Мимо ее пролегает дорога, и вечером, проходя ею, я невольно содрогнулась, поравнявшись с зеленым холмом Парадовского: вчера мы шли с ним вместе этой дорогою! а сегодня… Нам велено идти в поход! Какая непостоянная жизнь, не дадут нигде привыкнуть! Мы было так хорошо ознакомились с окружными помещиками и вот опять понеслись вдаль. Теперешние наши квартиры будут близ Ровно, в имении Корвицкого, местечке Мизочи (на Волыни).
Эскадрон наш прошел через Киев. Ермолов ехал с нами до заставы. Он очень ласково разговаривал со мною, спрашивал, не жалею ли я о чем-нибудь в Киеве, и когда я сказала, что не жалею ни о чем, то он похвалил меня, говоря: «Веди себя всегда так, молодой человек, я буду почитать тебя».

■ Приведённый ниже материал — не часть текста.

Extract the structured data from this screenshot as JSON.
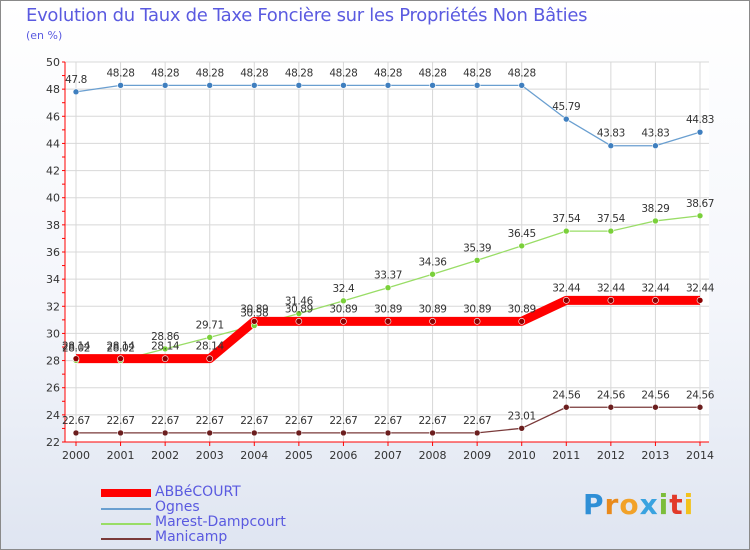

Мизочь. Здесь большой манеж и прекрасный сад, два замечательных предмета; остальное все так, как и везде в Польше, – развалившиеся хижины, крытые соломою, и больше ничего. До манежа нам дела нет, мы объезжаем добрых коней в чистом поле; но сад! это дело другое. Я провожу там все послеобеденное время. Какое тут множество цветов, и так прекрасных, что я прыгаю от радости при виде их и ни для чего в свете не могу удержаться, чтоб не достать себе одну из роз, так высоко растущих, как мне никогда еще не случалось видеть; эти деревца вышиною аршина три и более осыпаны прелестнейшими розами, и я не иначе могу доставать их, как срубя цветок концом сабли.
В один день я была застигнута на этом подвиге приходом садовника; в замешательстве и показывая ему срубленную розу, я спросила: «Можно ли иногда сорвать цветок с этих розовых деревьев?» – «Да когда уже сорвали, так можно, – отвечал, смеючись, садовник, – но только не испортьте самого деревца».
Вчера Станковичу пришла охота делать ученье в самый полдень; пыль и жар были нестерпимы; маневры делались все на карьере, к чему Станкович, лихой гусар, привык еще при Витгенштейне, прежнем шефе Мариупольского полка. Вчера метода эта едва не стоила жизни бедному жиду, трусливейшему из всех существ, населяющих землю. Окончательный маневр у нас бывает – атака. По команде: «С места! Марш! Марш!»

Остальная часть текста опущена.